We consider the problem of proving termination for triangular weakly non-linear loops (twn-loops) over some ring $\mathcal{S}$ like $\mathbb{Z}$, $\mathbb{Q}$, or $\mathbb{R}$. The guard of such a loop is an arbitrary quantifier-free Boolean formula over (possibly non-linear) polynomial inequations, and the body is a single assignment of the form $(x_1, \ldots, x_d) \longleftarrow (c_1 \cdot x_1 + p_1, \ldots, c_d \cdot x_d + p_d)$ where each $x_i$ is a variable, $c_i \in \mathcal{S}$, and each $p_i$ is a (possibly non-linear) polynomial over $\mathcal{S}$ and the variables $x_{i+1},\ldots,x_{d}$. We show that the question of termination can be reduced to the existential fragment of the first-order theory of $\mathcal{S}$. For loops over $\mathbb{R}$, our reduction implies decidability of termination. For loops over $\mathbb{Z}$ and $\mathbb{Q}$, it proves semi-decidability of non-termination. Furthermore, we present a transformation to convert certain non-twn-loops into twn-form. Then the original loop terminates iff the transformed loop terminates over a specific subset of $\mathbb{R}$, which can also be checked via our reduction. Moreover, we formalize a technique to linearize (the updates of) twn-loops in our setting and analyze its complexity. Based on these results, we prove complexity bounds for the termination problem of twn-loops as well as tight bounds for two important classes of loops which can always be transformed into twn-loops. Finally, we show that there is an important class of linear loops where our decision procedure results in an efficient procedure for termination analysis, i.e., where the parameterized complexity of deciding termination is polynomial.

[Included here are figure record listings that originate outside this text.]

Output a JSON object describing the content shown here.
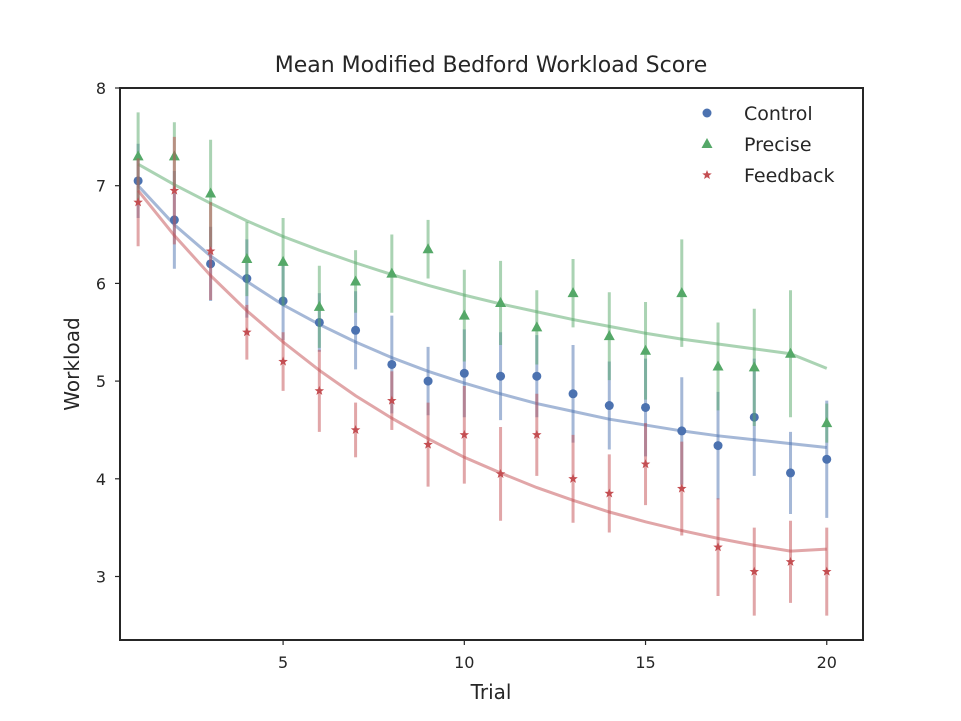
{
  "chart_data": {
    "type": "scatter",
    "title": "Mean Modified Bedford Workload Score",
    "xlabel": "Trial",
    "ylabel": "Workload",
    "xlim": [
      0.5,
      21
    ],
    "ylim": [
      2.35,
      8
    ],
    "xticks": [
      5,
      10,
      15,
      20
    ],
    "yticks": [
      3,
      4,
      5,
      6,
      7,
      8
    ],
    "grid": false,
    "legend_position": "top-right",
    "x": [
      1,
      2,
      3,
      4,
      5,
      6,
      7,
      8,
      9,
      10,
      11,
      12,
      13,
      14,
      15,
      16,
      17,
      18,
      19,
      20
    ],
    "series": [
      {
        "name": "Control",
        "marker": "circle",
        "color": "#4c72b0",
        "values": [
          7.05,
          6.65,
          6.2,
          6.05,
          5.82,
          5.6,
          5.52,
          5.17,
          5.0,
          5.08,
          5.05,
          5.05,
          4.87,
          4.75,
          4.73,
          4.49,
          4.34,
          4.63,
          4.06,
          4.2
        ],
        "err": [
          0.38,
          0.5,
          0.38,
          0.4,
          0.4,
          0.3,
          0.4,
          0.5,
          0.35,
          0.45,
          0.45,
          0.42,
          0.5,
          0.45,
          0.5,
          0.55,
          0.55,
          0.6,
          0.42,
          0.6
        ],
        "fit": [
          7.0,
          6.6,
          6.28,
          6.02,
          5.78,
          5.58,
          5.4,
          5.24,
          5.1,
          4.98,
          4.87,
          4.77,
          4.69,
          4.61,
          4.55,
          4.49,
          4.44,
          4.4,
          4.36,
          4.32
        ]
      },
      {
        "name": "Precise",
        "marker": "triangle",
        "color": "#55a868",
        "values": [
          7.3,
          7.3,
          6.92,
          6.25,
          6.22,
          5.76,
          6.02,
          6.1,
          6.35,
          5.67,
          5.8,
          5.55,
          5.9,
          5.46,
          5.31,
          5.9,
          5.15,
          5.14,
          5.28,
          4.57
        ],
        "err": [
          0.45,
          0.35,
          0.55,
          0.38,
          0.45,
          0.42,
          0.32,
          0.4,
          0.3,
          0.47,
          0.43,
          0.38,
          0.35,
          0.45,
          0.5,
          0.55,
          0.45,
          0.6,
          0.65,
          0.2
        ],
        "fit": [
          7.22,
          7.01,
          6.82,
          6.64,
          6.48,
          6.34,
          6.21,
          6.09,
          5.98,
          5.88,
          5.79,
          5.71,
          5.63,
          5.56,
          5.49,
          5.43,
          5.38,
          5.33,
          5.28,
          5.13
        ]
      },
      {
        "name": "Feedback",
        "marker": "star",
        "color": "#c44e52",
        "values": [
          6.83,
          6.95,
          6.33,
          5.5,
          5.2,
          4.9,
          4.5,
          4.8,
          4.35,
          4.45,
          4.05,
          4.45,
          4.0,
          3.85,
          4.15,
          3.9,
          3.3,
          3.05,
          3.15,
          3.05
        ],
        "err": [
          0.45,
          0.55,
          0.5,
          0.28,
          0.3,
          0.42,
          0.28,
          0.3,
          0.43,
          0.5,
          0.48,
          0.42,
          0.45,
          0.4,
          0.42,
          0.48,
          0.5,
          0.45,
          0.42,
          0.45
        ],
        "fit": [
          6.95,
          6.49,
          6.08,
          5.72,
          5.4,
          5.11,
          4.85,
          4.62,
          4.41,
          4.22,
          4.06,
          3.91,
          3.78,
          3.66,
          3.56,
          3.47,
          3.39,
          3.32,
          3.26,
          3.28
        ]
      }
    ]
  }
}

翻译：我们研究在环$\mathcal{S}$（如$\mathbb{Z}$、$\mathbb{Q}$或$\mathbb{R}$）上三角弱非线性循环（twn-loops）的终止性证明问题。此类循环的守护条件是关于（可能非线性的）多项式不等式的任意无量词布尔公式，而循环体为单一赋值形式$(x_1, \ldots, x_d) \longleftarrow (c_1 \cdot x_1 + p_1, \ldots, c_d \cdot x_d + p_d)$，其中每个$x_i$为变量，$c_i \in \mathcal{S}$，且每个$p_i$是关于$\mathcal{S}$及变量$x_{i+1},\ldots,x_d$的（可能非线性）多项式。我们证明终止性问题可归约到$\mathcal{S}$的一阶理论存在性片段。对于$\mathbb{R}$上的循环，该归约蕴含终止性可判定性；对于$\mathbb{Z}$和$\mathbb{Q}$上的循环，则证明非终止性的半可判定性。此外，我们提出一种变换方法，可将特定非twn-循环转化为twn-形式。此时，原始循环终止当且仅当变换后的循环在$\mathbb{R}$的特定子集上终止，该问题同样可通过我们的归约进行验证。进一步地，我们形式化了一种在当前框架下线性化twn-循环（更新）的技术，并分析其复杂度。基于这些结果，我们证明了twn-循环终止性问题的复杂度边界，以及两类可始终转化为twn-循环的重要循环类的紧界。最后，我们证明存在一类重要的线性循环，其判定过程能产生高效的终止性分析算法，即终止性判定的参数化复杂度为多项式时间。